La Déclaration de Nairobi tente d’apporter une réponse systémique à cette problématique en érigeant ATIDI en plateforme panafricaine de garantie des investissements. La Banque africaine de développement est chargée de structurer cette architecture destinée à sécuriser les financements et à jouer un rôle de garantie de première perte.
Derrière cette innovation technique se cache un enjeu hautement stratégique : la souveraineté financière africaine.
Jusqu’ici, les mécanismes de sécurisation des investissements dépendaient essentiellement d’institutions occidentales.
Avec ATIDI, les dirigeants africains cherchent désormais à bâtir leurs propres instruments de crédibilisation financière.
Le nucléaire civil entre dans la compétition africaine
Autre signal géopolitique fort : l’entrée officielle du nucléaire civil dans le partenariat Afrique-France. Ce sujet était largement absent des précédents sommets.

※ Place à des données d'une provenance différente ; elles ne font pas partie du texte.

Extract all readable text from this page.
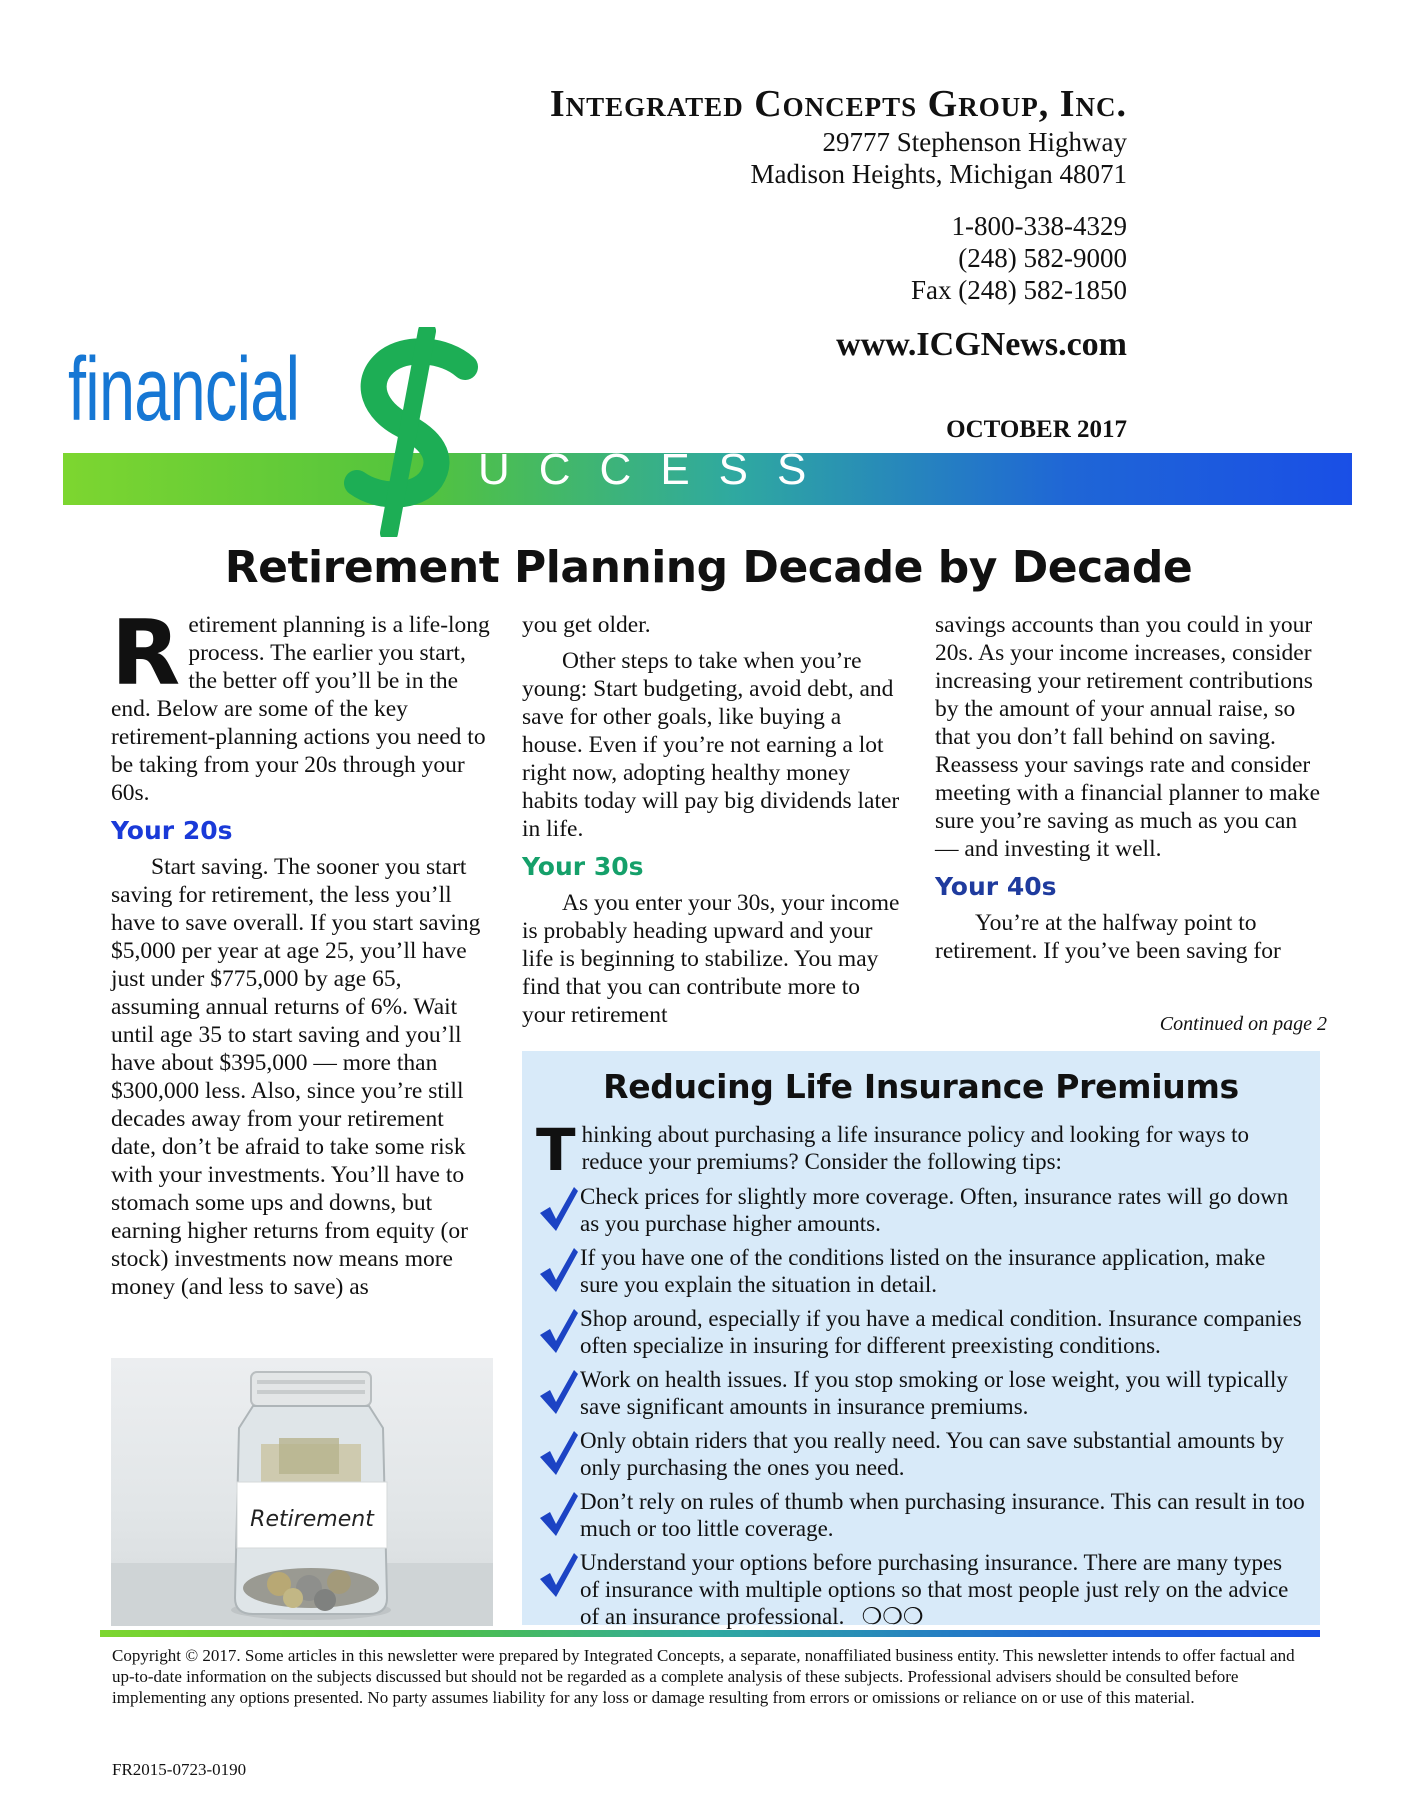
Integrated Concepts Group, Inc.
29777 Stephenson Highway
Madison Heights, Michigan 48071
1-800-338-4329
(248) 582-9000
Fax (248) 582-1850
www.ICGNews.com
OCTOBER 2017
financial
UCCESS
Retirement Planning Decade by Decade

Retirement planning is a life-long process. The earlier you start, the better off you’ll be in the end. Below are some of the key retirement-planning actions you need to be taking from your 20s through your 60s.

Your 20s

Start saving. The sooner you start saving for retirement, the less you’ll have to save overall. If you start saving $5,000 per year at age 25, you’ll have just under $775,000 by age 65, assuming annual returns of 6%. Wait until age 35 to start saving and you’ll have about $395,000 — more than $300,000 less. Also, since you’re still decades away from your retirement date, don’t be afraid to take some risk with your investments. You’ll have to stomach some ups and downs, but earning higher returns from equity (or stock) investments now means more money (and less to save) as

you get older.

Other steps to take when you’re young: Start budgeting, avoid debt, and save for other goals, like buying a house. Even if you’re not earning a lot right now, adopting healthy money habits today will pay big dividends later in life.

Your 30s

As you enter your 30s, your income is probably heading upward and your life is beginning to stabilize. You may find that you can contribute more to your retirement

savings accounts than you could in your 20s. As your income increases, consider increasing your retirement contributions by the amount of your annual raise, so that you don’t fall behind on saving. Reassess your savings rate and consider meeting with a financial planner to make sure you’re saving as much as you can — and investing it well.

Your 40s

You’re at the halfway point to retirement. If you’ve been saving for

Continued on page 2
Retirement
Reducing Life Insurance Premiums
Thinking about purchasing a life insurance policy and looking for ways to reduce your premiums? Consider the following tips:
Check prices for slightly more coverage. Often, insurance rates will go down as you purchase higher amounts.
If you have one of the conditions listed on the insurance application, make sure you explain the situation in detail.
Shop around, especially if you have a medical condition. Insurance companies often specialize in insuring for different preexisting conditions.
Work on health issues. If you stop smoking or lose weight, you will typically save significant amounts in insurance premiums.
Only obtain riders that you really need. You can save substantial amounts by only purchasing the ones you need.
Don’t rely on rules of thumb when purchasing insurance. This can result in too much or too little coverage.
Understand your options before purchasing insurance. There are many types of insurance with multiple options so that most people just rely on the advice of an insurance professional. ❍❍❍
Copyright © 2017. Some articles in this newsletter were prepared by Integrated Concepts, a separate, nonaffiliated business entity. This newsletter intends to offer factual and up-to-date information on the subjects discussed but should not be regarded as a complete analysis of these subjects. Professional advisers should be consulted before implementing any options presented. No party assumes liability for any loss or damage resulting from errors or omissions or reliance on or use of this material.
FR2015-0723-0190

Son apparition reflète l’intensification de la compétition avec la Russie, notamment à travers Rosatom qui multiplie les accords nucléaires en Afrique, notamment au Burkina Faso, au Mali, au Niger ou encore en Ouganda.

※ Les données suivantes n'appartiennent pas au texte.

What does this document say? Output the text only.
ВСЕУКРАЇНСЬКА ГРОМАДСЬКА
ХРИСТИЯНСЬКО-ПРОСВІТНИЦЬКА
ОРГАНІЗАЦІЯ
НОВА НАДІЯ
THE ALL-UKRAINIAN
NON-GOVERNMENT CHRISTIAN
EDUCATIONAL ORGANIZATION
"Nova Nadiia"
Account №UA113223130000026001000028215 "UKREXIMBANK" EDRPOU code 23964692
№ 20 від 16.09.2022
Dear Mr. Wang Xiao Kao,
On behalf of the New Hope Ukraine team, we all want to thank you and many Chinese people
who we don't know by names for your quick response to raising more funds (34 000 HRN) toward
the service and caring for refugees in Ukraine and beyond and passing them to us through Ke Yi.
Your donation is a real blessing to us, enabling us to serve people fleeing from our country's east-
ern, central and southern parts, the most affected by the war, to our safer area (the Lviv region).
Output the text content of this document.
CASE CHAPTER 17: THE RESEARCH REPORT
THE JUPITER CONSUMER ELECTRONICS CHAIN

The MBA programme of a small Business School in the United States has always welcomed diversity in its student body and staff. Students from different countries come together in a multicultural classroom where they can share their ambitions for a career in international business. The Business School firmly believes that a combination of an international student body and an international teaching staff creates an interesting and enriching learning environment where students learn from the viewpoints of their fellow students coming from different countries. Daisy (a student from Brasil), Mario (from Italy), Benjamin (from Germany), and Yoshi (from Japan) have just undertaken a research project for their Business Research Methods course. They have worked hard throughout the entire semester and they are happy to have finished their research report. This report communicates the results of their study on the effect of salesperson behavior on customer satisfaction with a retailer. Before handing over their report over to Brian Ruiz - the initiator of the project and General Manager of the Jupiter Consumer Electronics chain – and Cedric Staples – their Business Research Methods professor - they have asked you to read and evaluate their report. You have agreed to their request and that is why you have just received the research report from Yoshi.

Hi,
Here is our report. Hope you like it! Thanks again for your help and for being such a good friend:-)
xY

Or, le nucléaire dépasse largement la seule question énergétique. Il crée des dépendances technologiques, industrielles et diplomatiques sur plusieurs décennies.
En intégrant ce dossier dans la Déclaration, Paris cherche clairement à empêcher une domination russe du nucléaire civil africain.

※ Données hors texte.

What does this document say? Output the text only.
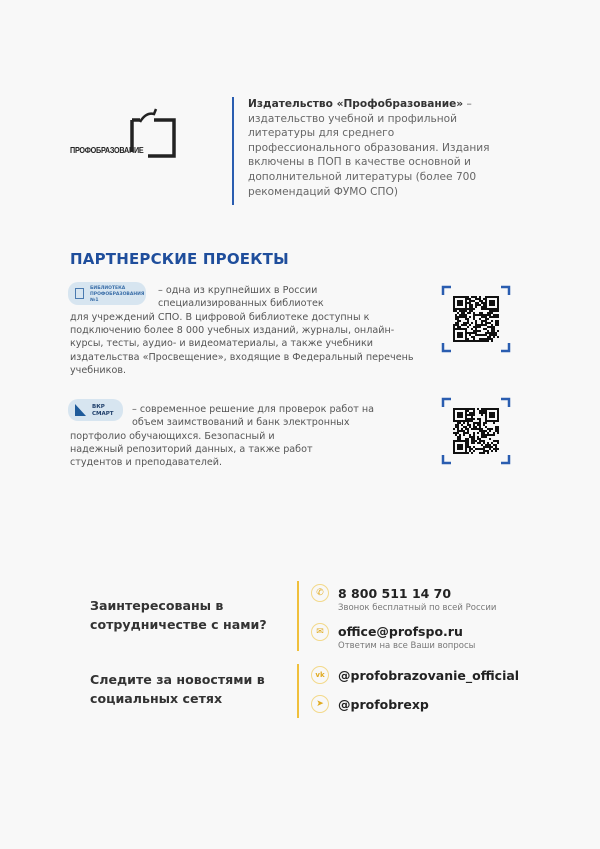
ПРОФОБРАЗОВАНИЕ
Издательство «Профобразование» – издательство учебной и профильной литературы для среднего профессионального образования. Издания включены в ПОП в качестве основной и дополнительной литературы (более 700 рекомендаций ФУМО СПО)
ПАРТНЕРСКИЕ ПРОЕКТЫ
БИБЛИОТЕКА ПРОФОБРАЗОВАНИЯ №1
– одна из крупнейших в России специализированных библиотек
для учреждений СПО. В цифровой библиотеке доступны к подключению более 8 000 учебных изданий, журналы, онлайн-курсы, тесты, аудио- и видеоматериалы, а также учебники издательства «Просвещение», входящие в Федеральный перечень учебников.
ВКР СМАРТ	– современное решение для проверок работ на объем заимствований и банк электронных
портфолио обучающихся. Безопасный и надежный репозиторий данных, а также работ студентов и преподавателей.
Заинтересованы в сотрудничестве с нами?
✆	8 800 511 14 70
Звонок бесплатный по всей России
✉	office@profspo.ru
Ответим на все Ваши вопросы
Следите за новостями в социальных сетях
vk	@profobrazovanie_official
➤	@profobrexp
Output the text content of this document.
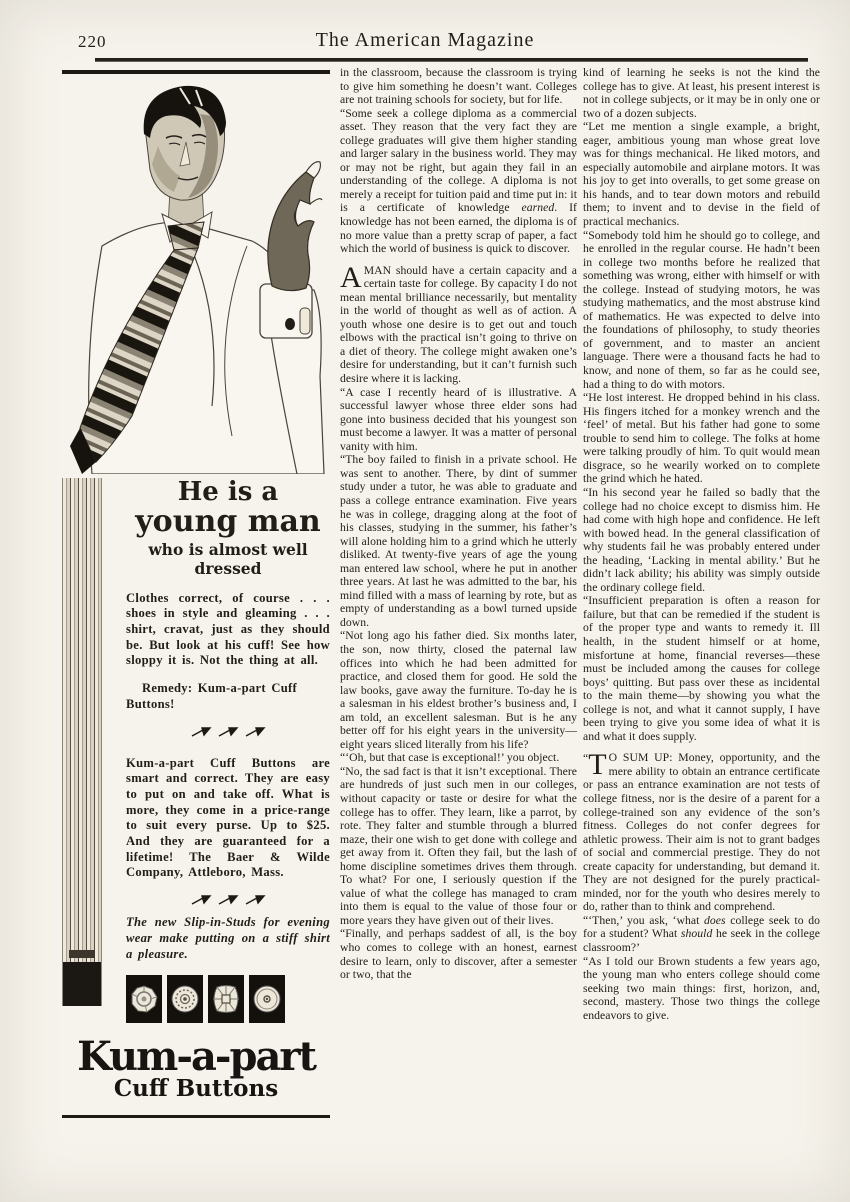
220	The American Magazine
He is a
young man
who is almost well dressed

Clothes correct, of course . . . shoes in style and gleaming . . . shirt, cravat, just as they should be. But look at his cuff! See how sloppy it is. Not the thing at all.

Remedy: Kum-a-part Cuff Buttons!

Kum-a-part Cuff Buttons are smart and correct. They are easy to put on and take off. What is more, they come in a price-range to suit every purse. Up to $25. And they are guaranteed for a lifetime! The Baer & Wilde Company, Attleboro, Mass.

The new Slip-in-Studs for evening wear make putting on a stiff shirt a pleasure.

Kum-a-part
Cuff Buttons

in the classroom, because the classroom is trying to give him something he doesn’t want. Colleges are not training schools for society, but for life.

“Some seek a college diploma as a commercial asset. They reason that the very fact they are college graduates will give them higher standing and larger salary in the business world. They may or may not be right, but again they fail in an understanding of the college. A diploma is not merely a receipt for tuition paid and time put in: it is a certificate of knowledge earned. If knowledge has not been earned, the diploma is of no more value than a pretty scrap of paper, a fact which the world of business is quick to discover.

AMAN should have a certain capacity and a certain taste for college. By capacity I do not mean mental brilliance necessarily, but mentality in the world of thought as well as of action. A youth whose one desire is to get out and touch elbows with the practical isn’t going to thrive on a diet of theory. The college might awaken one’s desire for understanding, but it can’t furnish such desire where it is lacking.

“A case I recently heard of is illustrative. A successful lawyer whose three elder sons had gone into business decided that his youngest son must become a lawyer. It was a matter of personal vanity with him.

“The boy failed to finish in a private school. He was sent to another. There, by dint of summer study under a tutor, he was able to graduate and pass a college entrance examination. Five years he was in college, dragging along at the foot of his classes, studying in the summer, his father’s will alone holding him to a grind which he utterly disliked. At twenty-five years of age the young man entered law school, where he put in another three years. At last he was admitted to the bar, his mind filled with a mass of learning by rote, but as empty of understanding as a bowl turned upside down.

“Not long ago his father died. Six months later, the son, now thirty, closed the paternal law offices into which he had been admitted for practice, and closed them for good. He sold the law books, gave away the furniture. To-day he is a salesman in his eldest brother’s business and, I am told, an excellent salesman. But is he any better off for his eight years in the university—eight years sliced literally from his life?

“‘Oh, but that case is exceptional!’ you object.

“No, the sad fact is that it isn’t exceptional. There are hundreds of just such men in our colleges, without capacity or taste or desire for what the college has to offer. They learn, like a parrot, by rote. They falter and stumble through a blurred maze, their one wish to get done with college and get away from it. Often they fail, but the lash of home discipline sometimes drives them through. To what? For one, I seriously question if the value of what the college has managed to cram into them is equal to the value of those four or more years they have given out of their lives.

“Finally, and perhaps saddest of all, is the boy who comes to college with an honest, earnest desire to learn, only to discover, after a semester or two, that the

kind of learning he seeks is not the kind the college has to give. At least, his present interest is not in college subjects, or it may be in only one or two of a dozen subjects.

“Let me mention a single example, a bright, eager, ambitious young man whose great love was for things mechanical. He liked motors, and especially automobile and airplane motors. It was his joy to get into overalls, to get some grease on his hands, and to tear down motors and rebuild them; to invent and to devise in the field of practical mechanics.

“Somebody told him he should go to college, and he enrolled in the regular course. He hadn’t been in college two months before he realized that something was wrong, either with himself or with the college. Instead of studying motors, he was studying mathematics, and the most abstruse kind of mathematics. He was expected to delve into the foundations of philosophy, to study theories of government, and to master an ancient language. There were a thousand facts he had to know, and none of them, so far as he could see, had a thing to do with motors.

“He lost interest. He dropped behind in his class. His fingers itched for a monkey wrench and the ‘feel’ of metal. But his father had gone to some trouble to send him to college. The folks at home were talking proudly of him. To quit would mean disgrace, so he wearily worked on to complete the grind which he hated.

“In his second year he failed so badly that the college had no choice except to dismiss him. He had come with high hope and confidence. He left with bowed head. In the general classification of why students fail he was probably entered under the heading, ‘Lacking in mental ability.’ But he didn’t lack ability; his ability was simply outside the ordinary college field.

“Insufficient preparation is often a reason for failure, but that can be remedied if the student is of the proper type and wants to remedy it. Ill health, in the student himself or at home, misfortune at home, financial reverses—these must be included among the causes for college boys’ quitting. But pass over these as incidental to the main theme—by showing you what the college is not, and what it cannot supply, I have been trying to give you some idea of what it is and what it does supply.

“ T O SUM UP: Money, opportunity, and the mere ability to obtain an entrance certificate or pass an entrance examination are not tests of college fitness, nor is the desire of a parent for a college-trained son any evidence of the son’s fitness. Colleges do not confer degrees for athletic prowess. Their aim is not to grant badges of social and commercial prestige. They do not create capacity for understanding, but demand it. They are not designed for the purely practical-minded, nor for the youth who desires merely to do, rather than to think and comprehend.

“‘Then,’ you ask, ‘what does college seek to do for a student? What should he seek in the college classroom?’

“As I told our Brown students a few years ago, the young man who enters college should come seeking two main things: first, horizon, and, second, mastery. Those two things the college endeavors to give.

Une Afrique plus offensive face aux déséquilibres mondiaux
Le «Call to Action» annexé à la Déclaration constitue également un tournant politique important. Les dirigeants africains y dénoncent implicitement les surcapacités industrielles mondiales, les subventions massives et certaines pratiques commerciales jugées défavorables à l’industrialisation du continent.
Sans citer directement Pékin ni Washington, le texte vise clairement les deux principales puissances économiques mondiales. Cette posture illustre une évolution notable du discours africain : le continent ne veut plus uniquement attirer des investissements étrangers, mais aussi défendre ses propres capacités industrielles dans une mondialisation jugée déséquilibrée.
Les silences révélateurs du sommet
Si Nairobi marque une transformation stratégique importante, certains silences demeurent particulièrement révélateurs. La question de la dette africaine reste peu abordée alors qu’elle constitue l’un des principaux freins au financement du développement.
Le franc CFA, sujet hautement sensible en matière de souveraineté monétaire, est totalement absent des discussions officielles. Les questions migratoires, la circulation des talents et la gouvernance démocratique occupent également une place marginale.
Ces absences traduisent un glissement progressif des priorités occidentales vers des préoccupations essentiellement sécuritaires, énergétiques et économiques.
Vers un nouvel ordre multipolaire
Le sommet Africa Forward apparaît ainsi comme un moment charnière dans les relations internationales contemporaines. Il acte progressivement la fin du modèle historique Afrique-France fondé sur l’assistance publique et l’influence politique directe.
À sa place émerge une relation plus pragmatique dominée par les investissements, les garanties financières, la compétition technologique et les rivalités géopolitiques.
Dans cette nouvelle configuration mondiale, l’Afrique n’apparaît plus comme une périphérie du système international, mais comme l’un des centres de gravité du monde multipolaire en construction.